Some years ago, I worked for a small tech company that supported various clients in North America. I was assigned to provide on-site client support at a midsize warehousing operation.
One day, I got a call from the foreman that a line printer located in the warehouse had inexplicably gone out of whack. It was skipping lines and printing lines on top of other lines, to the point that the document wasn't legible.
[ Also on InfoWorld: Read memorable Off the Record stories from 2009 in "Tall tales of tech -- that happen to be true." | Send your IT Off the Record story to offtherecord@infoworld.com -- if we publish it, we'll send you a $50 American Express gift cheque. ]
I went to the warehouse to investigate, but couldn't find anything wrong. Later that day I got another call: same problem. Again, I couldn't find anything wrong. I was certain that it was related to hardware, because as a programmer I was intimate with the software driving the print process and saw no way that could be the issue.
After a couple of days of the printer going out of whack, the warehouse foreman and I had a plan to catch the print problem "in the act." I told the foreman to watch the printer and let me know if he ever saw anything unusual, and to call me at my desk when the printer started acting up. When he'd call, I'd run out of my office and 100 yards across the lot to the warehouse, sprint up a couple of flights of stairs, and dash over to where the printer was located.

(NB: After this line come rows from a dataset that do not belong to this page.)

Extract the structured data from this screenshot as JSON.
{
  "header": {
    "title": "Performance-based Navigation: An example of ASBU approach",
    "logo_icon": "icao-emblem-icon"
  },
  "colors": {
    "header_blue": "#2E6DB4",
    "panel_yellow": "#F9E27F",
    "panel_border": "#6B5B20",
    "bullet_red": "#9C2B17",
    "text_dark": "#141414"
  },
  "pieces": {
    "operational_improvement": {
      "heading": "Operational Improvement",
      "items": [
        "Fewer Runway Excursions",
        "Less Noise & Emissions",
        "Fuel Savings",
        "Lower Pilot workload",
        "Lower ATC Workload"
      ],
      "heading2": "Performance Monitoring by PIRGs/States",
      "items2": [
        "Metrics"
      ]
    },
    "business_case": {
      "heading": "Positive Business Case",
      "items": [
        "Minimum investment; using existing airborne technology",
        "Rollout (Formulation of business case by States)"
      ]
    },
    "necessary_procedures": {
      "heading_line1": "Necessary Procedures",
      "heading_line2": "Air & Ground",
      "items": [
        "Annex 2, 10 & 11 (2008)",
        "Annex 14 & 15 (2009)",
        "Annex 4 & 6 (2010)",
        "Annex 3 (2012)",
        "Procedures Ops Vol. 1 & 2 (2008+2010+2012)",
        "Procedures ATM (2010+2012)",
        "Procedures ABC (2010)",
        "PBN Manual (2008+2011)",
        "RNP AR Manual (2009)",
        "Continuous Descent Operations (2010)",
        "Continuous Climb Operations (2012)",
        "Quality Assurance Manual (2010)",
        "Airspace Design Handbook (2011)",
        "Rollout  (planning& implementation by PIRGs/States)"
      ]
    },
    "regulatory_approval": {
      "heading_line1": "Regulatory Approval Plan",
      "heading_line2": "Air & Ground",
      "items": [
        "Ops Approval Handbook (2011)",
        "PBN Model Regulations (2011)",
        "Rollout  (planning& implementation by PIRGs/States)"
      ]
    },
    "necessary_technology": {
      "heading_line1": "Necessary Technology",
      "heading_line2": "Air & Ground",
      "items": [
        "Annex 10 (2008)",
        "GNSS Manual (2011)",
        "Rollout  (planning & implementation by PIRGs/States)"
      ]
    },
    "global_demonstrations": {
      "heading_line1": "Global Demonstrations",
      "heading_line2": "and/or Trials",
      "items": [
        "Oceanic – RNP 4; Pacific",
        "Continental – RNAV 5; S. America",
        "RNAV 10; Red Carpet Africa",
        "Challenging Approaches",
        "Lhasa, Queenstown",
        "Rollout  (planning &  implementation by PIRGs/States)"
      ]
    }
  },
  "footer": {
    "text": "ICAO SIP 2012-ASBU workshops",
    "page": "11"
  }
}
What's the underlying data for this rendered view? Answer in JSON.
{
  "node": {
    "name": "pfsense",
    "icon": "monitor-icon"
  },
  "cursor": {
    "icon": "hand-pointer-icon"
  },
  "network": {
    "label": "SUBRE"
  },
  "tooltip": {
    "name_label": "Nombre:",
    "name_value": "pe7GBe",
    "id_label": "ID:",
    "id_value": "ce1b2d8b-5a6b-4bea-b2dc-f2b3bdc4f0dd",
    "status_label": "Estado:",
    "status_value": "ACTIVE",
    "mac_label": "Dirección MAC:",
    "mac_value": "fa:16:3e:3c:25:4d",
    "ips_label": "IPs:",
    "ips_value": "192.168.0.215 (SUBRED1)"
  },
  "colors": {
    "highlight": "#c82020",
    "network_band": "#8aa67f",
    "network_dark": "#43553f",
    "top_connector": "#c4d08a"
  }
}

However, every time I got to the printer, it would be printing normally again. This went on for months, happening once or twice a day.
One day I happened to be standing near the printer for another issue. I noticed a warehouse worker walk up to it when a print job was in progress, look at it, shake his head, repeatedly press the Line Feed button, then walk away. I went closer to the printer and watched. About 15 seconds later, it started going crazy again.
I asked the warehouse foreman to page the worker, "James," who had just left. When James came in I asked him what he was doing at the printer. He said, "Oh, I'm speeding it up. Pushing that button makes it print faster."
The way their warehouse worked was that the ERP system would generate a document for each sales order as they were processed, and then send it to that warehouse line printer. After a warehouse worker filled an order, he signed the document, put it in a basket, then went to the printer to get his next one. Most of the time there would be another one already printed and sitting there, so there was no problem. But on occasion James would get there while a document was still printing, so he would "speed it up" by pushing the Line Feed button a few dozen times in quick succession -- no doubt trying to look busy because his boss, the warehouse foreman, was right there.
That's the reason we had such a difficult time figuring out the problem. It was very sporadic and only happened when James was the one (of about a dozen other warehouse workers) that got there if by chance it was in midprint. And since James would often walk away after pushing the button, another warehouse worker would sometimes come in and pull the document off the printer, see that it was illegible, and show the warehouse foreman, who then had to reprint the document.
Anyway, mystery solved.
I've been in the IT consulting business for almost 20 years, and have seen dozens of situations like this -- it seems like a lot of employees think only about the job at hand and go into drone mode techwise when they get to work. Our high-tech solution to this particular problem? We put a sign above the printer saying, "DO NOT TOUCH PRINTER WHILE IT IS PRINTING!!!"